If you want reliable tourist data, Tripadvisor is a great resource. However, copying data manually can be a real hassle, which is where Tripadvisor scraping comes in. Here’s how to scrape Tripadvisor using Python.
Tripadvisor Scraping: Setting Up Your Environment
You’ll need two key Python libraries for Tripadvisor data scraping:
-
- Selenium: To control the browser and perform actions like clicking buttons.
- lxml: To parse HTML and locate the data points
- requests: To handle HTTP requests
Just use Python’s pip to install these packages.
pip install selenium lxml requests
Now, that you have everything set up, you’re ready to plan your scraper. And the first step is to know what you’ll scrape.
Tripadvisor Scraping: Data Scraped
The scraper pulls six data points from Tripadvisor:
- Rank
- Hotel Name
- Price
- URL
- Review Count
- Tripadvisor Rating
You’ll spot the HTML tags holding this data by using your browser’s inspect feature.
By using the ‘Inspect’ feature you can build XPaths. If you don’t know how to do that, here’s a nice XPath cheat sheet that’ll get you going.
Here you’ll need the following XPaths:
- URL: ‘.//div[@data-automation=”hotel-card-title”]//a/@href’
- Review Count: ‘.//span/span[contains(text(),”reviews”)]//text()’
- Rating: ‘.//div[contains(@aria-label,”reviews”)]/@aria-label’
- Name: ‘.//div[@data-automation=”hotel-card-title”]//h3/text()’
- Price: ‘.//span[contains(@data-automation,”Price”)]/text()’
There’s no need for an XPath for getting the rank as you can get it from the hotel name.
After understanding the XPaths, you can start coding.
Why worry about expensive infrastructure, resource allocation and complex websites when ScrapeHero can scrape for you at a fraction of the cost?Go the hassle-free route with ScrapeHero
Tripadvisor Scraping: Building The Scraper
Start by importing the modules you need:
- time: to get the current time
- sleep: to pause script execution
- unicodecsv: to write the extracted data into a CSV file
- argparse: to create a command-line interface (CLI) for your script
- datetime: to change date formats
- selenium.webdriver: to control the browser
- selenium.webdriver.common.by: to specify the selectors for finding elements
from time import time, sleep
import json
import argparse, requests
from datetime import datetime
from lxml import html
from selenium import webdriver
from selenium.webdriver.common.by import By
Next, organize the code by breaking it down into functions, This code uses three key functions:
- get_json(): Gets the URL for the list of hotels of a particular location
- get_response(): Pulls the HTML source code of the page holding the hotel list
- parse(): calls the above two functions and extracts the data points
get_json()
First, you’ll need to grab the appropriate Tripadvisor URL for a given locality; you can get that from the site’s Content API. This API returns a JSON containing the required URL. So the get_json() function:
- Takes the API endpoint URL as input
- Makes an HTTP request to this URL using Python requests
- Parses the response
- Returns the JSON data
def get_json(url):
headers = {
"accept": "text/html,application/xhtml+xml,application/xml;q=0.9,image/webp,image/apng,"
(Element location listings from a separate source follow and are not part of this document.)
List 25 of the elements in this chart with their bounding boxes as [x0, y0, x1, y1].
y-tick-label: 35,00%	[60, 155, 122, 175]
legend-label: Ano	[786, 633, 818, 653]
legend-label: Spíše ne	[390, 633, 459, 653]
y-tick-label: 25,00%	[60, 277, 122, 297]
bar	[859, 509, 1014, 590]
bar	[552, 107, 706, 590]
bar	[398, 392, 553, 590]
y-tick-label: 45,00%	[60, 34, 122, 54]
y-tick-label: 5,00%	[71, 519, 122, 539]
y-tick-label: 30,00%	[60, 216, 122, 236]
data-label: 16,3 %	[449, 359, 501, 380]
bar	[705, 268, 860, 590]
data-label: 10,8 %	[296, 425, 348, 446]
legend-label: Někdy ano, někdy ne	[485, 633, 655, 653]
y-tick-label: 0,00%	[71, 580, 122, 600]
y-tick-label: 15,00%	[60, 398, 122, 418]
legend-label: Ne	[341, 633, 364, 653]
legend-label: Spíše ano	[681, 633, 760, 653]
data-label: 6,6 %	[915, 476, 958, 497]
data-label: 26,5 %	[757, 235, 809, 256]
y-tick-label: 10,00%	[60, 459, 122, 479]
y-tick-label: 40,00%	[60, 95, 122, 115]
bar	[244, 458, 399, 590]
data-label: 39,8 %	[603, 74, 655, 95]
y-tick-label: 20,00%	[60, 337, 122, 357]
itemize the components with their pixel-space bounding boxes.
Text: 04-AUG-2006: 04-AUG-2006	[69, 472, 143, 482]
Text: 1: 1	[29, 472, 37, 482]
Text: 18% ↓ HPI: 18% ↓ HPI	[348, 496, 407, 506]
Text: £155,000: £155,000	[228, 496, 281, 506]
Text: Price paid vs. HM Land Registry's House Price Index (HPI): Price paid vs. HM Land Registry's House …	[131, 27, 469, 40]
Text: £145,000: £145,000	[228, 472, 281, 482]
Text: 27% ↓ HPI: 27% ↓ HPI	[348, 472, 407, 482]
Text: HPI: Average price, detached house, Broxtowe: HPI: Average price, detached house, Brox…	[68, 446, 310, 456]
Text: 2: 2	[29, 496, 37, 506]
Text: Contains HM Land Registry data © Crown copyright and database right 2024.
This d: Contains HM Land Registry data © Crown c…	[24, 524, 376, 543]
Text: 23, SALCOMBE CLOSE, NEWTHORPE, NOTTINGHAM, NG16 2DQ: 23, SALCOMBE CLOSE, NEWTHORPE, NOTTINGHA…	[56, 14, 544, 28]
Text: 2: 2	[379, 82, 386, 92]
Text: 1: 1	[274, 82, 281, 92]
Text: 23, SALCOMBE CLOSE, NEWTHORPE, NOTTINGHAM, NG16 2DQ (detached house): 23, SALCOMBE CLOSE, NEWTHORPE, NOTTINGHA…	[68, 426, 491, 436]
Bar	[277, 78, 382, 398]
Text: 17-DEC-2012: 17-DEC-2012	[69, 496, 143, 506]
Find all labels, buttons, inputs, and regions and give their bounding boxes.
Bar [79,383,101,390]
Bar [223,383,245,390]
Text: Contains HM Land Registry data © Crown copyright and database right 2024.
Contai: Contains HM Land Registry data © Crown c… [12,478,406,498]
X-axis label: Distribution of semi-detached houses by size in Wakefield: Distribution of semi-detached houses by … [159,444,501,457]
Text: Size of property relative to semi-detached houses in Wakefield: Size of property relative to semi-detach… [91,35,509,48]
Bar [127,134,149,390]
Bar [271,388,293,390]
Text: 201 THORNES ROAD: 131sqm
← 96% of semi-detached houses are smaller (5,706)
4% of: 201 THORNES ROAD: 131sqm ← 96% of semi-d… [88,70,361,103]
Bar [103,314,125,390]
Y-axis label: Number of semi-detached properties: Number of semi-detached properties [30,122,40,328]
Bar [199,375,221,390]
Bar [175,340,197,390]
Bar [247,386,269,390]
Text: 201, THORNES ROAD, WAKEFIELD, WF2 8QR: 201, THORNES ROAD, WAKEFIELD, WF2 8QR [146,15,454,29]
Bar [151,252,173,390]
"*/*;q=0.8,application/signed-exchange;v=b3;q=0.9",
"accept-language": "en-GB;q=0.9,en-US;q=0.8,en;q=0.7",
"dpr": "1",
"sec-fetch-dest": "document",
"sec-fetch-mode": "navigate",
"sec-fetch-site": "none",
"sec-fetch-user": "?1",
"upgrade-insecure-requests": "1",
"user-agent": "Mozilla/5.0 (Windows NT 10.0; Win64; x64) "
"AppleWebKit/537.36 (KHTML, like Gecko) Chrome/119.0.0.0 Safari/537.36",
}
response = requests.get(url, headers=headers, verify=False)
json_data = json.loads(response.text)
with open("geo_url.json", "w") as f:
json.dump(json_data, f, indent=4)
return json_data
get_response()
The get_response() function fetches the HTML source code of a URL. This function:
- Accepts a URL
- Launches the Selenium browser
- Navigates to the URL
- Extracts and returns the HTML source code
def get_response(url,checkin,checkout):
driver = webdriver.Chrome()
driver.get(url)
sleep(3)
checkin = checkin.strftime('%B %d, %Y')
checkout = checkout.strftime('%B %d, %Y')
driver.find_element(By.XPATH,'//div[contains(@data-automation,"checkin")]')
sleep(1)
while True:
try:
driver.find_element(By.XPATH, f'//div[contains(@aria-label,"{checkin}")]').click()
break
except:
driver.find_element(By.XPATH, '//button[contains(@aria-label,"Next month")]').click()
sleep(1)
sleep(2)
while True:
try:
driver.find_element(By.XPATH, f'//div[contains(@aria-label,"{checkout}")]').click()
break
except:
driver.find_element(By.XPATH, '//button[contains(@aria-label,"Next month")]').click()
sleep(1)
sleep(10)
response = driver.page_source
with open("page.scraped.html", "w", encoding="utf-8") as f:
f.write(response)
return response
You can see that the code sets the check-in and check-out dates before grabbing the HTML source code. This is necessary or the page won’t load the hotel prices.
The function uses a loop to find the correct dates and select them. Then, it downloads the HTML after the page loads the new hotel list that includes the prices
parse()
This function integrates the above functions. It accepts a locality, and:
- Constructs a URL using the locality
- Calls get_json() with the constructed endpoint
- Forms the required URL from the returned JSON data
- Calls get_response() with the URL
- Parses the returned HTML source code using lxml
- Locates all the span elements that hold the hotel details
- Loops through the span elements
- Locates the required data using the XPaths mentioned previously.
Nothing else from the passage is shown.